Our framework identifies relevant ethical principles, practical examples, mitigation strategies, and reflection questions across three intertwined areas:
(i) Developers: The focus is on including diverse forms of experiences and expertise in the development process. Developers may include a wide range people, such as game designers and researchers from various disciplines, such as computer science, psychology, and user experience research (principles: recognition and equity). Additional input can come from consulting, collaborating with and co-creating with co-developers, such as young users and education experts (principles: privacy, safety, autonomy, appreciation and transparency).

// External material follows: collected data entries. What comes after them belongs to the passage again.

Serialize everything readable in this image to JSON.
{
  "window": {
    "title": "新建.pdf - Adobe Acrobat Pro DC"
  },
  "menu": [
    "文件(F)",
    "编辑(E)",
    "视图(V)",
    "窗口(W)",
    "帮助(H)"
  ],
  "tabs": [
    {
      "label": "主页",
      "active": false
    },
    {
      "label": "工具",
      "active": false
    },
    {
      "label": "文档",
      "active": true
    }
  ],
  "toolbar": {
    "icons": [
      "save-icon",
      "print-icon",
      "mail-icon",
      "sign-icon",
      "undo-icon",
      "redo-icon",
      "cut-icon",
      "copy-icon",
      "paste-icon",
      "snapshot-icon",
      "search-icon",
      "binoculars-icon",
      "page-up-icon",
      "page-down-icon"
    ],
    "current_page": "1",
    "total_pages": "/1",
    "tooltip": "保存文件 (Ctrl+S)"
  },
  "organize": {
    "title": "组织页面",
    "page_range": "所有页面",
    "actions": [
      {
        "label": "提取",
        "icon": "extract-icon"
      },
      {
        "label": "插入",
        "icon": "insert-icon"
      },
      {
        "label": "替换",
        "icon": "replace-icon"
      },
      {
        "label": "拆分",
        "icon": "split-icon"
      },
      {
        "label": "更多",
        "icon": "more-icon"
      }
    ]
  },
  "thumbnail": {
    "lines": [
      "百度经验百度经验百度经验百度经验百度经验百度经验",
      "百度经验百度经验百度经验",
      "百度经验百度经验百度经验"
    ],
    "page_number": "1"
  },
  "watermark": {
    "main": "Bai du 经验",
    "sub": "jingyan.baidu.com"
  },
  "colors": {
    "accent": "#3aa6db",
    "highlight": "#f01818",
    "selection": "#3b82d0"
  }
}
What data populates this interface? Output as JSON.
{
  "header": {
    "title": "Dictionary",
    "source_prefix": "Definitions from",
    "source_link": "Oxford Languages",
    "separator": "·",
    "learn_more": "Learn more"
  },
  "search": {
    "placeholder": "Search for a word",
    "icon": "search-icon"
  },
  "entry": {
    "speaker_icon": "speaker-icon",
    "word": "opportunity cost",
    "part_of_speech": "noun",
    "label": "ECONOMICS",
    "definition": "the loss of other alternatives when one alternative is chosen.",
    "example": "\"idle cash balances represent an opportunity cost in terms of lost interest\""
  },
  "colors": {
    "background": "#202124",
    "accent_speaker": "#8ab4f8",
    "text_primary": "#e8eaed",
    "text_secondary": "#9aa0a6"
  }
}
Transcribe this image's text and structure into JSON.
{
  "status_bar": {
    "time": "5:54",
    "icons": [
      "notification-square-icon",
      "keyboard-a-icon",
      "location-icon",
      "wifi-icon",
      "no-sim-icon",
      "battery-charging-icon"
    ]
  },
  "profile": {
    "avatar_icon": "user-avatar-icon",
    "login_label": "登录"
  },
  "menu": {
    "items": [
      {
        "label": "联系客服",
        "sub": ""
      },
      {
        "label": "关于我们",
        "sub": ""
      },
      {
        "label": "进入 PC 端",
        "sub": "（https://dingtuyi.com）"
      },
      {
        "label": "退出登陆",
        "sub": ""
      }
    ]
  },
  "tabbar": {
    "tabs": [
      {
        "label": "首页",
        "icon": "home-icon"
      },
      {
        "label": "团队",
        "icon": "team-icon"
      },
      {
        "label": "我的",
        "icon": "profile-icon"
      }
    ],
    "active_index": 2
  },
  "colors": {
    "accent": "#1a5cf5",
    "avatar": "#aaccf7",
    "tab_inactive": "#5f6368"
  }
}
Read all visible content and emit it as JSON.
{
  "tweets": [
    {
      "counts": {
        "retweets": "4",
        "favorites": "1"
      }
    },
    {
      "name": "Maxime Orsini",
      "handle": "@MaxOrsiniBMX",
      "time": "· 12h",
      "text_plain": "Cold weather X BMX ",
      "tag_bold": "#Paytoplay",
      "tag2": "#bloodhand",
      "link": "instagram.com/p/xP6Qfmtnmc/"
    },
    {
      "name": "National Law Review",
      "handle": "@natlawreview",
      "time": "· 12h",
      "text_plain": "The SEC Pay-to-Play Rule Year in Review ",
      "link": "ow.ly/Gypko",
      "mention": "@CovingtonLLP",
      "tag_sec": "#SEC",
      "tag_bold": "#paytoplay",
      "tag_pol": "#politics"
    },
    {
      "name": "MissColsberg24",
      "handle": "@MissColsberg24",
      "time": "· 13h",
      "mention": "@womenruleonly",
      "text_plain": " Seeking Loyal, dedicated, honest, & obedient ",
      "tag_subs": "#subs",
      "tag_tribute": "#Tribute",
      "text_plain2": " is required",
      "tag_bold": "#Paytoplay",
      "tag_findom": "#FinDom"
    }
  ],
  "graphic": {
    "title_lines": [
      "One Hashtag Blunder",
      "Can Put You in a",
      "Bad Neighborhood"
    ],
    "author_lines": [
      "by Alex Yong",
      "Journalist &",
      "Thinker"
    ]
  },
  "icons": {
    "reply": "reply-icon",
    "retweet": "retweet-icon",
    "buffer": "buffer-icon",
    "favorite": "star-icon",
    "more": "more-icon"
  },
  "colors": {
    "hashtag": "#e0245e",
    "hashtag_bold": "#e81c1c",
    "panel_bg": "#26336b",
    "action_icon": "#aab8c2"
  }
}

(ii) The game: The focus is on ethical considerations related to in-built design decisions, such as how the aesthetics and in-game choices are designed, and how users’ input is used for creating a personalised experience (principles: accessibility, privacy, empowerment, autonomy, social connections, cultural sensitivity, social sensitivity).
(iii) Young users: The focus is on the game’s impact on young users’ health. This includes the health and rights of immediate users when they play the game (principles: autonomy, beneficence, non-maleficence). It also highlights societal responsibility. Mental health games should ideally address gaps in mental healthcare and be distributed fairly to ensure equitable access and benefits (principle: justice).
This paper aims to achieve two goals: (a) It provides practical guidance for (co-)developing digital mental health serious games for young people. We argue that each project should assess the relevance of these ethical issues and reflect on their significance within that specific project. (b) Second, this paper offers a conceptual map of ethical considerations for developing the technology in focus. By design, the framework remains open to incorporating additional considerations as they emerge from further specific projects.
Dr. Wanda Spahl is a social scientist with expertise in qualitative research and ethics. She researches health and healthcare in the context of marginalized groups, with a focus on digital technologies. Since 2023, she has been part of the EU Horizon project ASP-belong, which is developing a collaborative augmented reality intervention to promote adolescent health. Her doctoral thesis, From Medical Care to Citizenship, addressed healthcare for refugees in Vienna (2024, Department of Political Science, University of Vienna). She has published in journals such as Bioethics, Critical Public Health, Comparative Migration Studies, and Frontiers in Public Health. In 2022, she founded PARABOL, an association for artistic research.